今回は、隠岐へみえた当時、現在の崎地区にごとばんさんがたどり着かれたという伝承の下、崎周辺の海洋プラスチックを素材に、思い思いのアクセサリーづくりを行いました。終盤には、海士町の海に関して「知る」機会としてクイズも。親子で楽しく、海と私たちの暮らしのことを知り、話す時間になりました。


島民劇mini「新島守」(11/3)

2年前に実施した「島民自らでつくり、演じる劇=島民劇」が大変好評をはくしたため、そこから派生した「ミニバージョン」企画として上演。もともと「ごとばんさんが800年前に暮らされていた当時を、演劇体験を通じて、みんなで想像をしてみる場」として生まれた島民劇ですが、その思いが引き継がれて「みんな誰でも島民劇、次の主役はあなただ!」をコピーに開催。脚本も役者も新たに、2か月の練習を経て迎えた当日は、会場満員御礼!

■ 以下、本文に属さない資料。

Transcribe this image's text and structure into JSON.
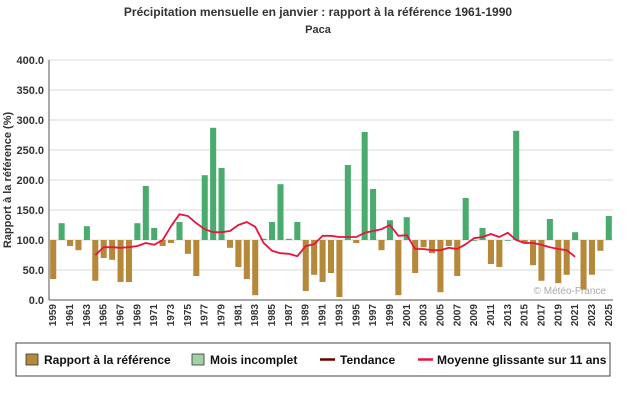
{
  "chart_data": {
    "type": "bar",
    "title": "Précipitation mensuelle en janvier : rapport à la référence 1961-1990",
    "subtitle": "Paca",
    "ylabel": "Rapport à la référence (%)",
    "xlabel": "",
    "ylim": [
      0,
      400
    ],
    "baseline": 100,
    "yticks": [
      "0.0",
      "50.0",
      "100.0",
      "150.0",
      "200.0",
      "250.0",
      "300.0",
      "350.0",
      "400.0"
    ],
    "x_tick_labels": [
      "1959",
      "1961",
      "1963",
      "1965",
      "1967",
      "1969",
      "1971",
      "1973",
      "1975",
      "1977",
      "1979",
      "1981",
      "1983",
      "1985",
      "1987",
      "1989",
      "1991",
      "1993",
      "1995",
      "1997",
      "1999",
      "2001",
      "2003",
      "2005",
      "2007",
      "2009",
      "2011",
      "2013",
      "2015",
      "2017",
      "2019",
      "2021",
      "2023",
      "2025"
    ],
    "grid": true,
    "legend_position": "bottom",
    "credit": "© Météo-France",
    "categories": [
      1959,
      1960,
      1961,
      1962,
      1963,
      1964,
      1965,
      1966,
      1967,
      1968,
      1969,
      1970,
      1971,
      1972,
      1973,
      1974,
      1975,
      1976,
      1977,
      1978,
      1979,
      1980,
      1981,
      1982,
      1983,
      1984,
      1985,
      1986,
      1987,
      1988,
      1989,
      1990,
      1991,
      1992,
      1993,
      1994,
      1995,
      1996,
      1997,
      1998,
      1999,
      2000,
      2001,
      2002,
      2003,
      2004,
      2005,
      2006,
      2007,
      2008,
      2009,
      2010,
      2011,
      2012,
      2013,
      2014,
      2015,
      2016,
      2017,
      2018,
      2019,
      2020,
      2021,
      2022,
      2023,
      2024,
      2025
    ],
    "series": [
      {
        "name": "Rapport à la référence",
        "color": "#b5883a",
        "values": [
          35,
          128,
          90,
          83,
          123,
          32,
          70,
          67,
          30,
          30,
          128,
          190,
          120,
          90,
          95,
          130,
          77,
          40,
          208,
          287,
          220,
          87,
          55,
          35,
          8,
          102,
          130,
          193,
          102,
          130,
          15,
          42,
          30,
          45,
          5,
          225,
          95,
          280,
          185,
          83,
          133,
          8,
          138,
          45,
          88,
          78,
          13,
          90,
          40,
          170,
          100,
          120,
          60,
          55,
          100,
          282,
          95,
          58,
          32,
          135,
          28,
          42,
          113,
          17,
          42,
          82,
          140
        ]
      },
      {
        "name": "Moyenne glissante sur 11 ans",
        "color": "#e8143c",
        "values": [
          null,
          null,
          null,
          null,
          null,
          75,
          88,
          88,
          87,
          88,
          90,
          95,
          92,
          100,
          123,
          143,
          140,
          128,
          118,
          113,
          113,
          115,
          125,
          130,
          122,
          95,
          82,
          78,
          77,
          73,
          90,
          93,
          107,
          107,
          105,
          105,
          105,
          112,
          115,
          118,
          125,
          107,
          108,
          85,
          85,
          83,
          83,
          87,
          85,
          93,
          103,
          105,
          110,
          105,
          112,
          100,
          95,
          95,
          92,
          88,
          85,
          83,
          72,
          null,
          null,
          null,
          null
        ]
      }
    ],
    "legend": [
      {
        "label": "Rapport à la référence",
        "swatch": "#b5883a"
      },
      {
        "label": "Mois incomplet",
        "swatch": "#a3d1a3"
      },
      {
        "label": "Tendance",
        "swatch": "#6b0000"
      },
      {
        "label": "Moyenne glissante sur 11 ans",
        "swatch": "#e8143c"
      }
    ],
    "colors": {
      "above": "#4aab6e",
      "below": "#b5883a"
    }
  }
}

コミカルで笑える場面を多く取り入れた作風は、開演直前まで演者たちが「はたして笑ってくれるかな?」「そもそもお客さんは来てくれるかな?」と悶々としていましたが、次々に笑いも起こり、会場との一体感、「よかったね」「また観たいね」「次は私も(島民劇)やりたい!」と舞台にかけよる子どもが出るなど、文化が「伝わる」「つながる」場面が多くあった時間になりました。


AMAFES 2023(11/4)

ごとばんさん芸術文化祭の大トリを飾ってくれた「AMAFES 2023」。
もともと、数年前に好評を博した「AMAFES」という音楽イベントを知り自分でも企画したいと思い、島留学生として隠岐島前高校へ入学した一人の女の子がいました。コロナ禍に入学し、あまり大きな声を出す機会がなくもどかしく思っていたほかの高校生たちへもその思いが伝わり、発案。町内の中村旅館店主に相談をして、実現した企画です。

約1年間の準備期間の中では、海士町ガバメントクラウドファンディングでも多くの皆さんに心強い応援をいただき、島内外のアーティストの皆さん・多根神楽団の皆さま・隠岐島前神楽同好会などの多彩なゲストに舞台にあがっていただき、観客と一体に白熱した1日となりました。

その他、「まるどマーケット」のコラボ出店もしていただき、音楽に食にと大賑わいの一日。「むずかしそう。でも本気でやりたいなら、やってみよう」という気概が、多くのプロフェッショナルの協力、たくさんの応援、企画運営チームの汗と涙で結晶しました。まさに「100年後の島にのこしていきたい」文化そのものでした。


ぐるっと偉人伝★脱出ゲーム(3/9)

当初、11/4開催予定でしたが、雨天により年度末に日をあらためて決行!
「後鳥羽上皇」をお祀りする隠岐神社の周辺には、上皇の他にも蹴鞠や和歌の達人だった「飛鳥井雅賢さん」のお住まいだった場所、お墓、出雲の日御碕神社検校の「小野尊俊さん」をお祀りする推恵神社があります。

そんな3人の偉人について、楽しみながら触れる時間にしたい!と、《歴史》《クイズ》《体験》を盛り込んだ脱出ゲームは、沢山の関係どころを巡りながら、ごとばんさんの風を肌で感じることができた時間となりました。




第1回のごとばんさん芸術文化祭レポート、いかがでしたでしょうか。今年の秋にも「第2回ごとばんさん芸術文化祭」開催を予定しています。みなさん、ぜひご期待ください!!